Opiniowany projekt ma wszelkie cechy prawa „stanu wyjątkowego”, którego, o ile wiadomo, nikt w Polsce dotąd nie wprowadził – czytamy w opinii Sądu Najwyższego.

„Bliższa analiza treści projektu budzi jednak wątpliwości, czy rzeczywistym przedmiotem zamierzonej regulacji nie jest po prostu daleko idące ograniczenie wolności zgromadzeń, która nie podlega jedynie regulacji konstytucyjnej i nie stanowi dobra zagwarantowanego jedynie niektórym obywatelom i ich organizacjom, lecz każdemu.
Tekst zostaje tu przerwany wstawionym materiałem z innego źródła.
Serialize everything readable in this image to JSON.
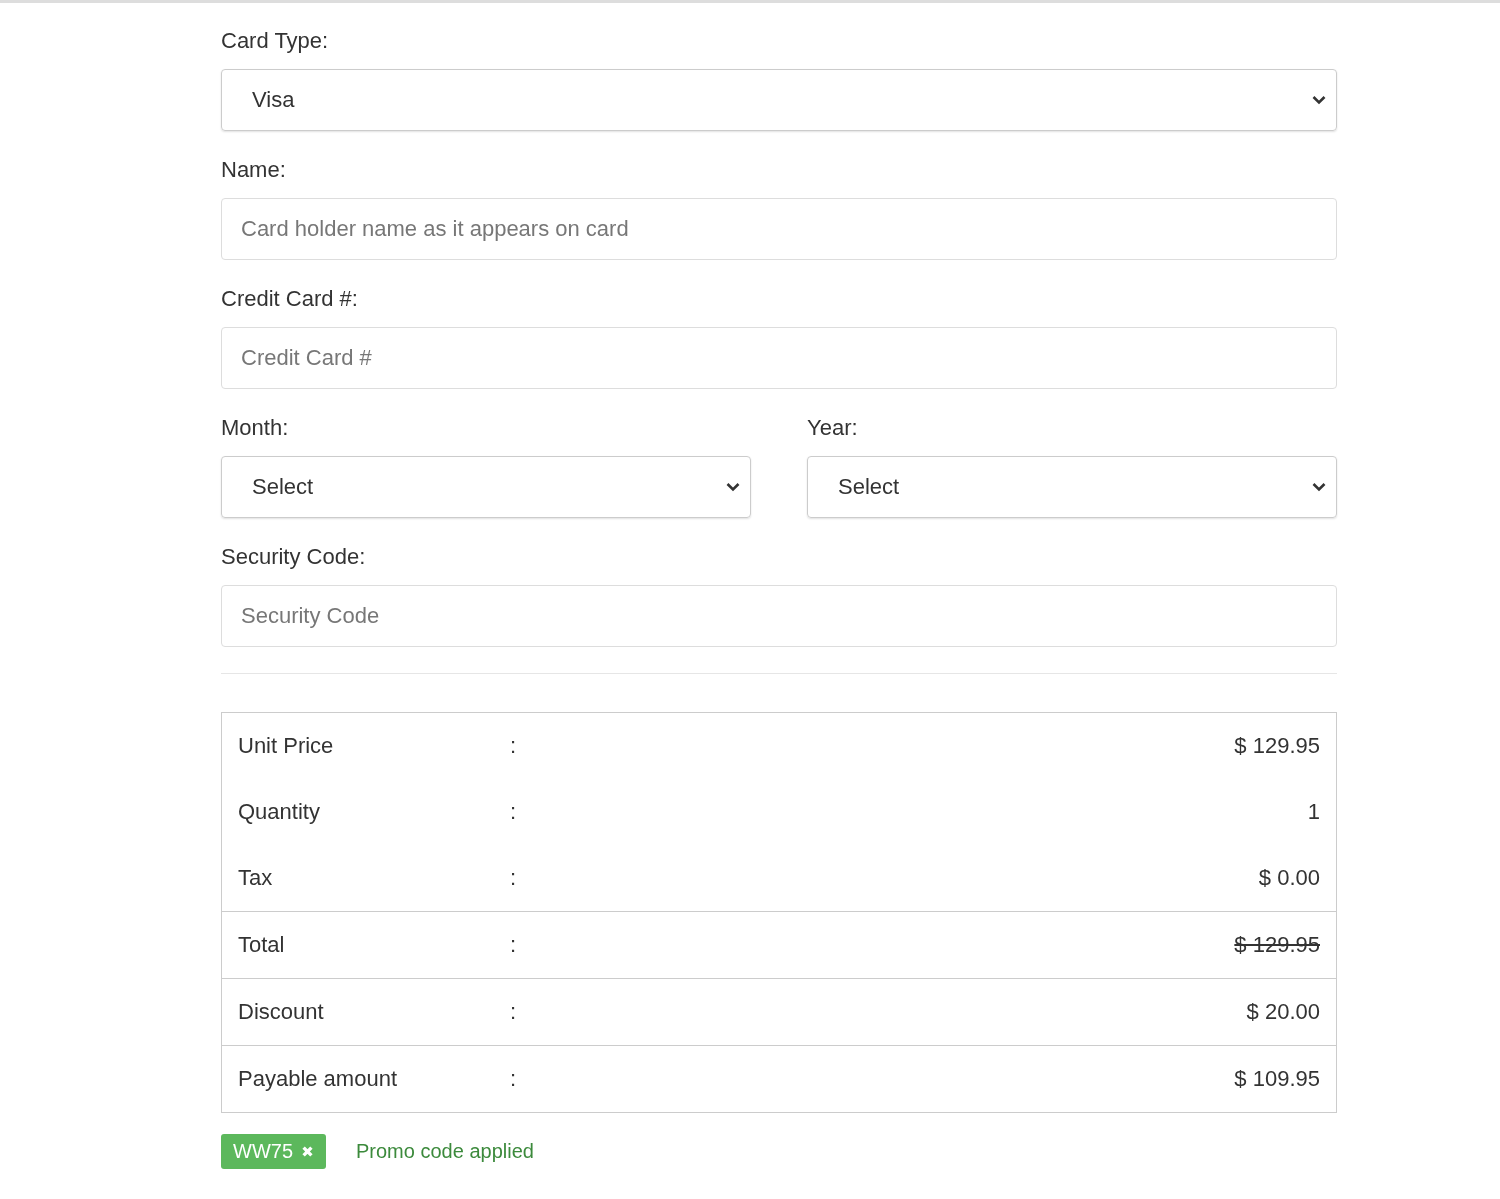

Prawo do swobodnego, pokojowego zgromadzania się jest powszechnie przyznane zarówno przez art.11 ust. 1 Europejskiej Konwencji Praw Człowieka, jak i przez art. 21 Międzynarodowego Paktu Praw Osobistych i Politycznych. Obie te umowy międzynarodowe są ratyfikowane przez Rzeczpospolitą Polską i dotychczas nie zostały one wypowiedziane. W przypadku pierwszej z nich warto przypomnieć o przyjętej przez Polskę jurysdykcji Europejskiego Trybunału Praw Człowieka, który w razie przyjęcia ustawy w takim kształcie będzie mógł badać zgodność interwencji państwa na podstawie przepisów znowelizowanego Prawa o zgromadzeniach z art. 11 konwencji. Z tego właśnie powodu wydaje się dość oczywiste, że orzecznictwo Trybunału powinno być uwzględniane jako wytyczna w trakcie dalszych prac legislacyjnych.”

W podsumowaniu czytamy: „Reasumując, opiniowany projekt ma wszelkie cechy prawa „stanu wyjątkowego”, którego, o ile wiadomo, nikt w Polsce dotąd nie wprowadził zgodnie z art. 228 i nast. Konstytucji. Skoro zaś w tej sytuacji nie stosuje się art. 233 ust. 1 Konstytucji, oznacza to podjętą świadomie i oczywistą dla każdego prawnika próbę naruszenia ładu konstytucyjnego, w szczególności art. 2 Konstytucji RP,w zakresie wyrażanej w niej zasady państwa „prawnego”.”